In our study current depression, younger age, having been incarcerated, having injected drugs as well as abused alcohol, and having lived with HIV for over 10 years were associated with the high occurrence of lifetime suicidal behaviour. These results are in agreement with previous studies among PLHIV as well as in general populations [12, 13]. In addition, reporting more suicidal behaviour among those living with HIV for more than a decade is similar to the pattern found in other chronic diseases—which is how HIV is often regarded nowadays [35, 36]. We did not find an association with gender which is in disagreement with previous research [12, 13]. However, the identified factors of suicidal behavior in our study such as drug/alcohol use and incarceration were overrepresented among male respondents. It is plausible that in our sample behavioural and health related factors had a stonger effect on suicidal behavior than gender.

In our study, PLHIV with recent suicidal behavior were more likely than their counterparts to report uptake of mental health care (use of antidepressants, sedatives, and receiving psychological treatment).
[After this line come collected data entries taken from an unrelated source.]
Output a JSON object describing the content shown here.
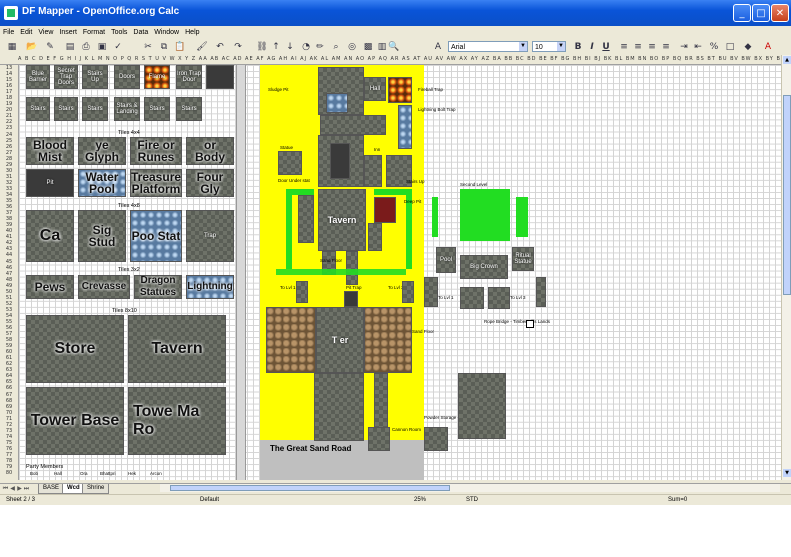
{
  "window": {
    "title": "DF Mapper - OpenOffice.org Calc",
    "min": "_",
    "max": "□",
    "close": "✕"
  },
  "menu": [
    "File",
    "Edit",
    "View",
    "Insert",
    "Format",
    "Tools",
    "Data",
    "Window",
    "Help"
  ],
  "toolbar": {
    "font_name": "Arial",
    "font_size": "10",
    "bold": "B",
    "italic": "I",
    "underline": "U"
  },
  "left_panel": {
    "rows_top": [
      {
        "label": "Blue Barrier"
      },
      {
        "label": "Secret Trap Doors"
      },
      {
        "label": "Stairs Up"
      },
      {
        "label": "Doors"
      },
      {
        "label": "Flame"
      },
      {
        "label": "Iron Trap Door"
      }
    ],
    "rows_second": [
      {
        "label": "Stairs"
      },
      {
        "label": "Stairs"
      },
      {
        "label": "Stairs"
      },
      {
        "label": "Stairs & Landing"
      },
      {
        "label": "Stairs"
      },
      {
        "label": "Stairs"
      }
    ],
    "section_4x4": "Tiles 4x4",
    "tiles_4x4_row1": [
      "Blood Mist",
      "Glyph",
      "Fire or Runes",
      "Body"
    ],
    "tiles_4x4_row1_glyph": "ye",
    "tiles_4x4_row1_body": "or",
    "tiles_4x4_row2": [
      "Pit",
      "Water Pool",
      "Treasure Platform",
      "Four Gly"
    ],
    "tiles_4x4_row2_glyph_top": "Four",
    "tiles_4x4_row2_glyph_bottom": "Gly",
    "section_4x8": "Tiles 4x8",
    "tiles_4x8": [
      "Ca",
      "Sig Stud",
      "Poo Stat",
      "Trap"
    ],
    "section_3x2": "Tiles 3x2",
    "tiles_3x2": [
      "Pews",
      "Crevasse",
      "Dragon Statues",
      "Lightning"
    ],
    "section_big": "Tiles 8x10",
    "tiles_big": [
      "Store",
      "Tavern",
      "Tower Base",
      "Towe Ma Ro"
    ],
    "party_label": "Party Members",
    "party_names": [
      "Bob",
      "Hall",
      "Ora",
      "Bhattpri",
      "Hek",
      "Arcon"
    ]
  },
  "map": {
    "labels": {
      "sludge_pit": "Sludge Pit",
      "fireball_trap": "Fireball Trap",
      "lightning_bolt_trap": "Lightning Bolt Trap",
      "statue": "Statue",
      "door_under_stat": "Door Under stat",
      "hall": "Hall",
      "inn": "Inn",
      "stairs_up": "Stairs Up",
      "tavern": "Tavern",
      "deep_pit": "Deep Pit",
      "second_level": "Second Level",
      "pool": "Pool",
      "big_crown": "Big Crown",
      "bridge_support": "Bridge Support",
      "ritual_statue": "Ritual Statue",
      "pit_trap": "Pit Trap",
      "to_lv1_a": "To Lvl 1",
      "to_lv1_b": "To Lvl 1",
      "to_lv3_a": "To Lvl 3",
      "to_lv3_b": "To Lvl 3",
      "sand_floor": "Sand Floor",
      "rope_bridge": "Rope Bridge - Timber Hills Lands",
      "tower": "T  er",
      "tower_b": "B",
      "powder_storage": "Powder Storage - Weak Cannon",
      "cannon_room": "Cannon Room",
      "great_sand_road": "The Great Sand Road"
    }
  },
  "sheet_tabs": [
    "BASE",
    "Wcd",
    "Shrine"
  ],
  "active_tab": "Wcd",
  "status": {
    "sheet": "Sheet 2 / 3",
    "style": "Default",
    "zoom": "25%",
    "mode": "STD",
    "sum": "Sum=0"
  }
}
This can be seen as a positive finding, given that individuals with higher risk for fatal suicide (suicidal behavior) are receiving the care they need.
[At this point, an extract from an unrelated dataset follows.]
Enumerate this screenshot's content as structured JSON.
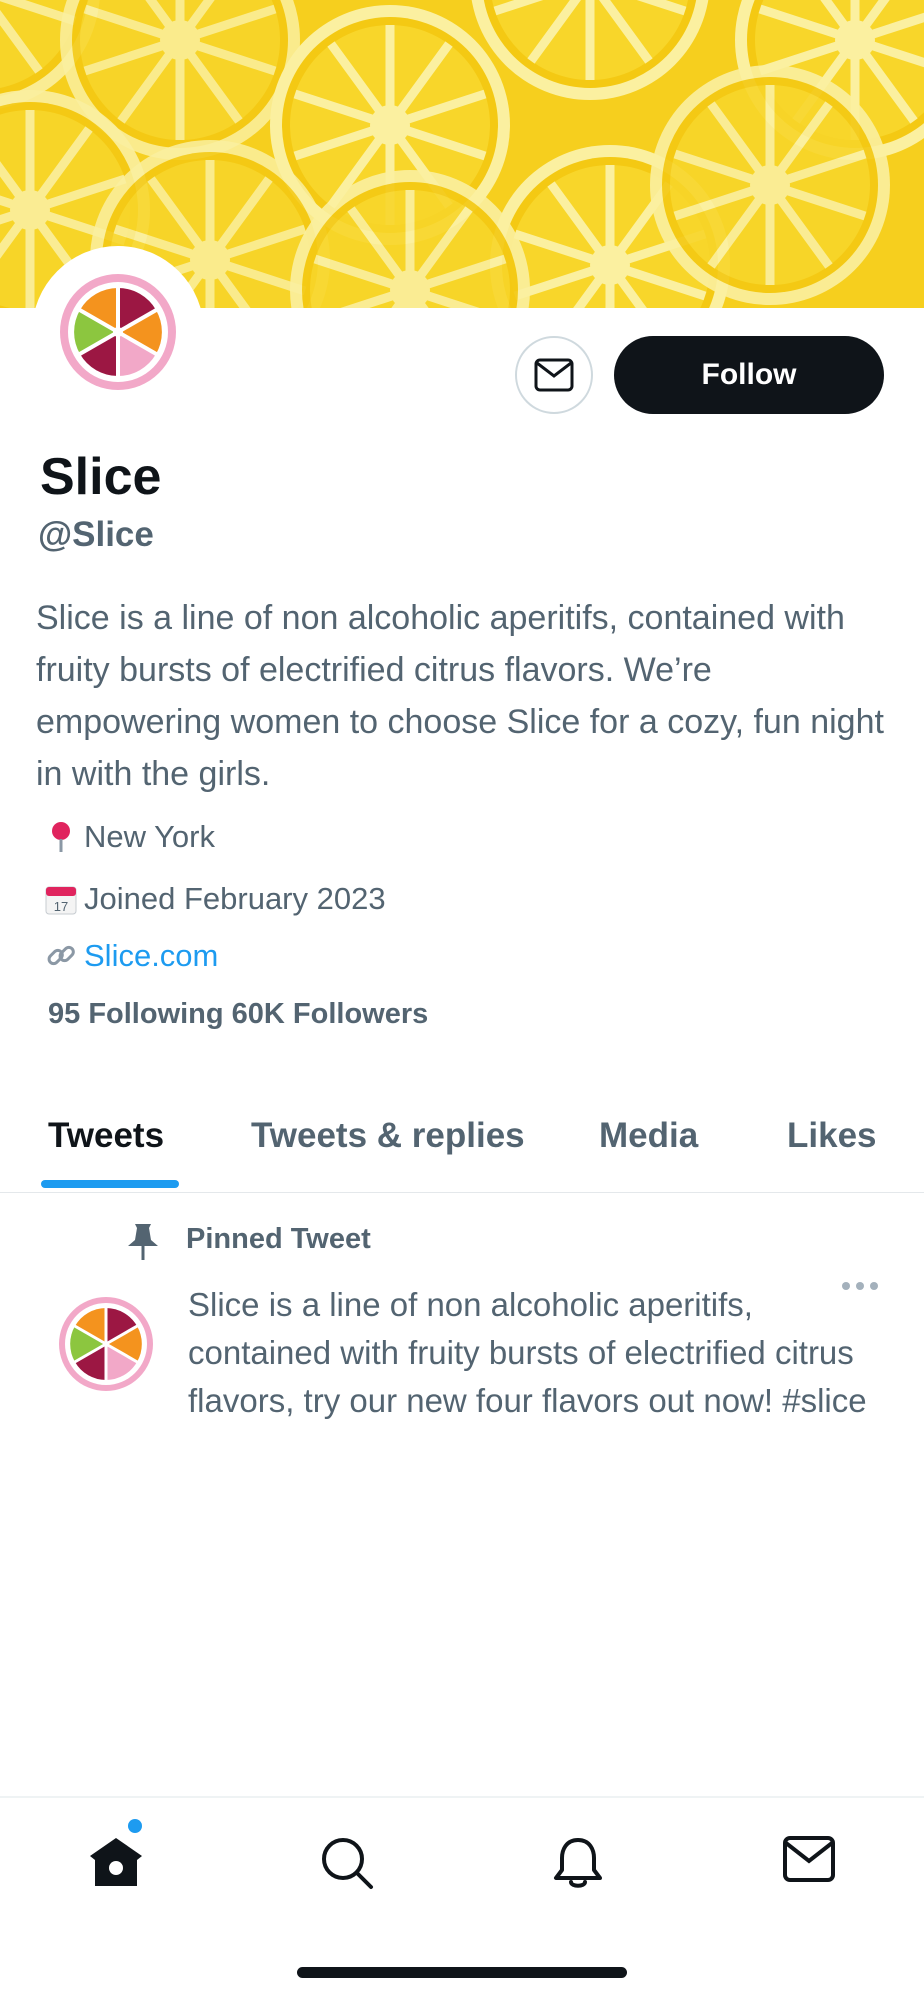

Psychological treatment is a cornerstone of managing a suicidal patient in outpatient care [20]. Not perceiving a need for psychological treatment was the single most important association we found with not receiving such treatment. To our knowledge this is the first time this phenomenon has been observed among PLHIV although it has been shown in the general population [21]. Still, less than half of those in need (40 % of those who perceived a need) and less than third (27 %) of all recently suicidal PLHIV actually received psychological treatment. There is a clear gap between the need for and actual use of mental health care. The gap can be potentially attributed to both patient and health care related factors. In Estonia, mental health care is not integrated with HIV medical care (except opioid substitution therapy for HIV infected PWID). PLHIV can access mental health care outside HIV care/clinics (however, psychiatric care is expensive in the private sector and has a long waiting list in the public sector). Our results indicate that there is a clear need for additional mental health services for PLHIV. For better access, mental health care should be integrated with HIV medical care (psychiatrists, clinical psychologists) [37]. Based on our results assessing psychological morbidity at each HIV care visit as suggested by the European Guidelines for treatment of HIV-positive adults in Europe is well justified [38]. HIV care providers could consider following treatment guidelines for depression used in primary care in Estonia [26].
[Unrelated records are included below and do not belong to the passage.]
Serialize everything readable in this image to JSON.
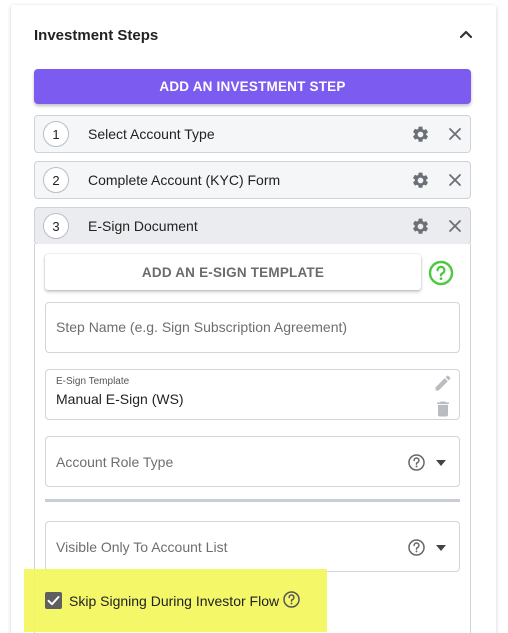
{
  "panel": {
    "title": "Investment Steps",
    "collapse_icon": "chevron-up-icon",
    "add_step_label": "ADD AN INVESTMENT STEP",
    "accent_color": "#7c5cf0"
  },
  "steps": [
    {
      "number": "1",
      "label": "Select Account Type"
    },
    {
      "number": "2",
      "label": "Complete Account (KYC) Form"
    },
    {
      "number": "3",
      "label": "E-Sign Document"
    }
  ],
  "step_editor": {
    "add_esign_label": "ADD AN E-SIGN TEMPLATE",
    "help_color": "#4cc93f",
    "step_name_placeholder": "Step Name (e.g. Sign Subscription Agreement)",
    "esign_template_label": "E-Sign Template",
    "esign_template_value": "Manual E-Sign (WS)",
    "account_role_placeholder": "Account Role Type",
    "visible_only_placeholder": "Visible Only To Account List",
    "skip_signing_label": "Skip Signing During Investor Flow",
    "skip_signing_checked": true
  }
}
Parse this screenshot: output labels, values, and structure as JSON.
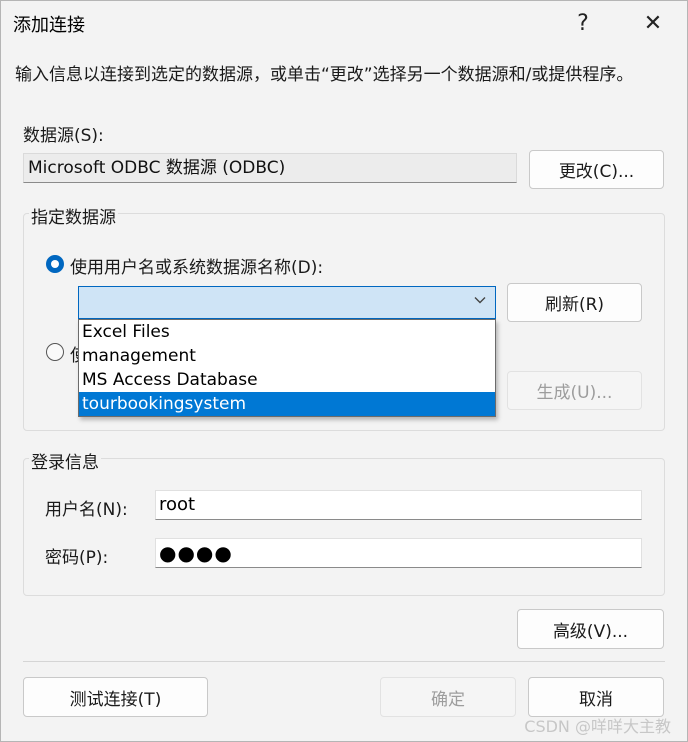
{
  "window": {
    "title": "添加连接",
    "help_glyph": "?",
    "close_glyph": "✕"
  },
  "description": "输入信息以连接到选定的数据源，或单击“更改”选择另一个数据源和/或提供程序。",
  "datasource": {
    "label": "数据源(S):",
    "value": "Microsoft ODBC 数据源 (ODBC)",
    "change_button": "更改(C)..."
  },
  "specify_group": {
    "title": "指定数据源",
    "radio_user_dsn": "使用用户名或系统数据源名称(D):",
    "radio_conn_string_partial": "使",
    "combo_value": "",
    "refresh_button": "刷新(R)",
    "build_button": "生成(U)...",
    "dropdown_options": [
      "Excel Files",
      "management",
      "MS Access Database",
      "tourbookingsystem"
    ],
    "selected_option": "tourbookingsystem"
  },
  "login_group": {
    "title": "登录信息",
    "username_label": "用户名(N):",
    "username_value": "root",
    "password_label": "密码(P):",
    "password_value": "●●●●"
  },
  "buttons": {
    "advanced": "高级(V)...",
    "test": "测试连接(T)",
    "ok": "确定",
    "cancel": "取消"
  },
  "watermark": "CSDN @咩咩大主教",
  "colors": {
    "accent": "#0067c0",
    "selection": "#0078d4",
    "combo_bg": "#cfe4f6"
  }
}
This study has some limitations. First of all, we are describing factors associated with suicidal ideation and/or attempts; these might differ from factors that increase the likelihood of lethal suicides. The cross-sectional study design does not allow us to establish the direction of the associations described (e.g. for the association of suicidal behavior with substance abuse or depression). Third, the external validity of the study results cannot be ensured (non-probability sampling; exclusion of PLHIV not in HIV care). However, we note the high response rate within the study participation. Characteristics and treatment experiences of those who completed suicide prior to the study remain unknown. Survey studies are prone to several measurement biases. We used several measures to reduce social desirability bias such as anonymous study design, carefully selected questionnaire design (ordering, wording) and survey strategy (self administered in a private room). We assumed that patients were aware of the psychological treatment they received and why they received it. While these limitations are important, we feel it is unlikely that they created the patterns that we observed in the data. Rather, we believe that these patterns were sufficiently strong that they reflect the actual situation despite the study’s limitations.

Conclusions

In conclusion, a large proportion of PLHIV in Estonia has been suicidal and does not perceive a need for counseling and/or psychotherapy. Factors associated with suicidal behavior among PLHIV are similar to those found among general or key populations at risk for HIV.